Today, my guest is Juliana Fernandez, founder and principal of AEI U.S. Studio, the North American office of AEI, a world-class commercial design firm that is among the largest in Latin America. She has a lot to say about how the way office design affects our stress levels and how the right design can help with our work life balance.

Juliana has led office design projects in Miami, Latin America and New York and has more than 22 years of experience. Her clients include Microsoft, Coca Cola and Holland & Knight. So, let's talk design….

Juliana Fernandez (1)

By Juliana Fernandez

As employees spend more time working and staying connected to their jobs 24-7 via
smartphones, tablets and desktops, the boundaries between work-life balance are
becoming blurred. This has sparked a need for employers to take responsibility to address how their office environment plays a critical role in employee health.

From my day-to-day experience as a design professional, I have found that establishing
an office space where employees desire to spend their time is important. I have repeatedly experienced that even the smallest office changes speak to the value of making employee wellbeing a priority.

Yet, design is often overlooked when considering the foundation of improving burnout
rates and promoting healthy retention.
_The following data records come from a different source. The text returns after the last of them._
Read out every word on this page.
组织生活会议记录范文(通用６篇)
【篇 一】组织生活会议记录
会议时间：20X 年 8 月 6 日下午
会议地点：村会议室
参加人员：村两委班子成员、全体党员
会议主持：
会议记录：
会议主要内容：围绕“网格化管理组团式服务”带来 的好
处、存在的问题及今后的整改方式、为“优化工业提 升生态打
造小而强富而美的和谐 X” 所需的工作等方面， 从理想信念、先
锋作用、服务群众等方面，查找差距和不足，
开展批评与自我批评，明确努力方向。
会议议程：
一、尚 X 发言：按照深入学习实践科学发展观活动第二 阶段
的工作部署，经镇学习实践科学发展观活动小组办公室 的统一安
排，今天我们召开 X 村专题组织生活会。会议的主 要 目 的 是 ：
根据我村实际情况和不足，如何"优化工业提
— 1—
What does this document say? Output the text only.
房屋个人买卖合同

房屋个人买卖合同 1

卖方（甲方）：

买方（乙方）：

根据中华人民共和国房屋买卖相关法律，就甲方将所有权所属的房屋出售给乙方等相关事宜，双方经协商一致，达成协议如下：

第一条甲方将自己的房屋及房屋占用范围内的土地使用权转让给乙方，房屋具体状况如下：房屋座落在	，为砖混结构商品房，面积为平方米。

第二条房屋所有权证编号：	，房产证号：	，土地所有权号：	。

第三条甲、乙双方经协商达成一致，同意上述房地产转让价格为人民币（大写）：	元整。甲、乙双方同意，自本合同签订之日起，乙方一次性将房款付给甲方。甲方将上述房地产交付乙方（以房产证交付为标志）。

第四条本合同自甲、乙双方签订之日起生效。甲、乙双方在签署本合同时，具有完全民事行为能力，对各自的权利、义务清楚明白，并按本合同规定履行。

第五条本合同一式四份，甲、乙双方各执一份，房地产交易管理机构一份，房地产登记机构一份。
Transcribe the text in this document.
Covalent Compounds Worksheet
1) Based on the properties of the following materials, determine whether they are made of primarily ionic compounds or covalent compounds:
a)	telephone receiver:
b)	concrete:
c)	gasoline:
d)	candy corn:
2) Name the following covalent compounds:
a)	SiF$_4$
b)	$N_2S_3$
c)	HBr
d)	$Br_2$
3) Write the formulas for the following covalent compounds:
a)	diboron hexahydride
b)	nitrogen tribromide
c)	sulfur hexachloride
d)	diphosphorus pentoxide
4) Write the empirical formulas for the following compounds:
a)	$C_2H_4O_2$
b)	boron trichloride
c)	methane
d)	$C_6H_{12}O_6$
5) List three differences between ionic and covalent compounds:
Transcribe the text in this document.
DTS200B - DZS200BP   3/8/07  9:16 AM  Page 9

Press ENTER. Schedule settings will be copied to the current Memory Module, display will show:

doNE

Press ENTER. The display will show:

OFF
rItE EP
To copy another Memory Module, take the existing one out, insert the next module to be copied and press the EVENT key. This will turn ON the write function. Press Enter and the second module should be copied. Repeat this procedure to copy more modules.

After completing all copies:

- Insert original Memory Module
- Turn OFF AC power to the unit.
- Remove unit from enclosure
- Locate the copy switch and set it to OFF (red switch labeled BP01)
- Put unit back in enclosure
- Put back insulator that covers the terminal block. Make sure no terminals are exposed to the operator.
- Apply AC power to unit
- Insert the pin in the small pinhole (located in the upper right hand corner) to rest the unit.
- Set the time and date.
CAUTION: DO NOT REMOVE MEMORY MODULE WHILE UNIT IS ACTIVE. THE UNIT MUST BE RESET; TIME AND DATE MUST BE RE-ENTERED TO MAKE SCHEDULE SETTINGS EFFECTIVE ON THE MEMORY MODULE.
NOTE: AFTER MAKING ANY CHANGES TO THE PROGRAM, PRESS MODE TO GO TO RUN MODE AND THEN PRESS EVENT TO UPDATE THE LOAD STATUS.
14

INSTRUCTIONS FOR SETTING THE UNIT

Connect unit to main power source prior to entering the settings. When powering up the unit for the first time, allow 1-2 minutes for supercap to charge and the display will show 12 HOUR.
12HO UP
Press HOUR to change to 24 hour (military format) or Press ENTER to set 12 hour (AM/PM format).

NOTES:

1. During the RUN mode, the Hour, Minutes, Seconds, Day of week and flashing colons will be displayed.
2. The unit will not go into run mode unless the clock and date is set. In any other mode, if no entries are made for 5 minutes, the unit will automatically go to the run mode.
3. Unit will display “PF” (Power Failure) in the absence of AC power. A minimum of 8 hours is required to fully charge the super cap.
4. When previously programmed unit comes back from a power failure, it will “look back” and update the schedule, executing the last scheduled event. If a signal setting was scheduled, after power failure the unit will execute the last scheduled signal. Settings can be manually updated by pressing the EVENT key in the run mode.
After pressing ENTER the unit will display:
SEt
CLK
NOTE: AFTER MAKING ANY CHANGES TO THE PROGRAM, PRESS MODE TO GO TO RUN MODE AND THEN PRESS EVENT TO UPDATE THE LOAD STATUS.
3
This is unfortunate, as I have seen how
innovative workspaces can improve wellness and alleviates stress, while ultimately
encouraging movement, getting employees out from behind their desks, and fostering
interaction among colleagues.

At our firm, we employ in-house psychologists and anthropologists to design office
spaces that combat the stressful environment of workplaces to encourage and support
employee health and well-being. Our team possesses extensive experience in
workplace strategies, organizational culture and worker behavior. In fact, these
psychological elements should ideally play an integral role in today’s office design
process.

To really make a positive impact in the workplace environment and reduce employees’
stress in the office, here are the fundamental design factors that I have found to be
tremendously effective:

Provide Natural Light. Give employees as much access to natural air and light as possible, which has proven to decrease headaches and respiratory diseases. Some ways this can be achieved include creating offices near the windows, opening closed office spaces up with the addition of glass, and moving closed rooms toward the core of
building.

Design for Egronomics. Take ergonomics into account by using the right office furniture to minimize muscular and bone diseases. Effective ergonomic design can contribute to reduction in muscle and nerve issues. For corporate design clients, I
typically implement adjustable computer screens in terms of height and distance
to make people feel comfortable and to improve their visual acuity.

Factor in space use.  Consider how to stay dynamic by balancing work and social spaces. This allows employees to choose where and how to work and empowers them – leading to increased job satisfaction and significant stress reduction. Also, where possible, incorporate game areas and intriguing breakrooms to give employees another reason to stay engaged and satisfied at work.

Consider worker needs. Determine team needs based on your specific profession and culture. Give periodic surveys to employees to understand their work space desires. If
possible, work with a crew of anthropologists to collect observations, interviews,
questionnaires and results from ‘Design Thinking’ workshops – led by design
firms such as ours – AEI U.S. Studio. I have found that this process ultimately
acknowledges the relationship between spaces, workers and organizational
culture, by analyzing if they complement each other or on the contrary they send
opposite messages.

Ultimately, my years as a design professional have taught me that creating
work spaces that reduce stress, increase healthy habits, support the physical welfare
of employees, and maximize productivity and lifestyle –  requires the buy in of a socially responsible employer. If created and executed properly, thoughtful office
design has proven to be a powerful tool to support employee performance, one that I
have found to be key for surviving the digital uprise.